Заключенных заставляли по суткам стоять на ногах, потом их били - по щекам, затылку, груди; их обливали ледяной водой. В прострации некоторые подписывали - их отправляли, но не домой, подальше, держали где-то - на работах или в тюрьме, кто знает, ибо потом они умирали. Более стойкие, по крайней мере, некоторые из них, освобождались (без подписи в том, что преступник сознался, процесс не получал формального доказательства, а следовательно, столь же преступные, сколь и трусливые следователи не могли в дальнейшем считать себя в безопасности). Через некоторое время, волею меняющегося вверху начальства, следователи сами переходили в категорию преступников.
Патофизиолог, профессор, милейший и культурный человек Пентман[112], когда-то работавший у Негели[113] в Германии, был арестован; его обвиняли в том, что он (еврей) - гитлеровский шпион и «готовил чуму в Сибири»; Пентман погиб. Доктор С. С. Кушелевский был также посажен; этот толстяк ничего не подписывал, претерпел все муки и был отпущен тощий, как жердь.
Нет, самая пора уезжать отсюда поскорее, как только можно! Наверно, думали мы, в Москве или в Ленинграде нет этих ужасов, в провинции утрируют и извращают. К тому времени я получил три приглашения занять кафедры: в Харькове, в Москве и в Ленинграде. Я подал на все три и на все был избран (в Москве это была небольшая клиника МОКИ[114], вскоре закрывавшаяся; в Харькове - клиника пропедевтической терапии, а в Ленинграде - факультетская терапевтическая клиника недавно открывшегося III Медицинского института). Я предпочел поехать восвояси в Ленинград. Мы стали готовиться к отъезду, хотя надо было иметь еще разрешение на отъезд (из Москвы). В Москве в Министерстве здравоохранения отделом медицинского образования ведал И. Д. Страшун[115]. Он, очевидно, был обо мне положительного мнения, а может быть, и директриса III Ленинградского медицинского института Марнус, сестра жены Кирова, была особа не без влияния; так или иначе я получил санкцию на переезд в Ленинград.

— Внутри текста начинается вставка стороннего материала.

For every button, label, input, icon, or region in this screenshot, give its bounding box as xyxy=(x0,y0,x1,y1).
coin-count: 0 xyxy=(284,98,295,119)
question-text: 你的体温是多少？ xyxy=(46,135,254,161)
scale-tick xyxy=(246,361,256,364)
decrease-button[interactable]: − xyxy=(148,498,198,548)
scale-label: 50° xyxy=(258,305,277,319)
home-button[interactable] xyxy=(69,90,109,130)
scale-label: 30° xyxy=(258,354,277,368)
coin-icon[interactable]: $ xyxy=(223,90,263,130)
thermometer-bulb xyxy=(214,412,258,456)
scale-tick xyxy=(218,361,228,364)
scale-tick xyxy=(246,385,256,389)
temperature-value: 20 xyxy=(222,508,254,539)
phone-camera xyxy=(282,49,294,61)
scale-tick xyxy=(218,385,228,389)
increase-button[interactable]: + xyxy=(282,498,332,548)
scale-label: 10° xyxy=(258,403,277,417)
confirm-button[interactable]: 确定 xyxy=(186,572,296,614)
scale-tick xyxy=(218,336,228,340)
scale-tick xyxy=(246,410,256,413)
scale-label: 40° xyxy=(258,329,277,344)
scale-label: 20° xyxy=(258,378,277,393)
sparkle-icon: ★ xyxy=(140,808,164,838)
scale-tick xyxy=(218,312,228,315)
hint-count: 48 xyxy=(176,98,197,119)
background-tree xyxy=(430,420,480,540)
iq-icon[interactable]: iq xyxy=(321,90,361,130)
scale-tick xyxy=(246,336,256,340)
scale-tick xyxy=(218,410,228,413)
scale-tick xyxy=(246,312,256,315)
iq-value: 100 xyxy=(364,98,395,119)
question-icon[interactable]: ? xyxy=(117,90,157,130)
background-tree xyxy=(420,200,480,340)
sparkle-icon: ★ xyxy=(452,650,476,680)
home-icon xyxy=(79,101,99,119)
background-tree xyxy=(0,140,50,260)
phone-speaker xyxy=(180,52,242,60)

Последнее лето в Сибири. Белокуриха. Инна шьет распашонку. Она вышивает на приданом букву «О». Если будет девочка, понятно, это будет Ольга. А если мальчик? Какое же мужское имя на О? Что-то не припоминается. А-а! Олег! Ольга или Олег - древнерусские имена. На этот раз я не против девчонки, но если будет опять мальчишка, то Олег Александрович - это отлично! Но жене еще надо сдать государственные экзамены - тогда они были почему-то осенью (август - сентябрь). А тут переезд. Мне необходимо быть в Ленинграде к началу учебного года, следовательно, я должен ехать один, «а ты уж сдашь, родишь и переедешь».
Я желаю Инне успешно родить, сдать, переехать (ее мать, вызванная из Ленинграда, ей, конечно, поможет; Елена Калинишна - человек верный и практичный), а сам сажусь в скорый поезд в Москву, а оттуда прибываю в Ленинград. Сибирь кончилась! Пожили там хорошо, впереди - волнующие перспективы дальнейшей работы. Мне уже 38 лет (август 1938 года) - через месяц будет 39. Мало? Много?
3 сентября я получаю телеграмму: Олег Александрович!
Через несколько дней я встречаю нового доктора - мою жену, с маленьким чудным новым бебе, с двумя вагонами книг и вещей и с дипломом об окончании института.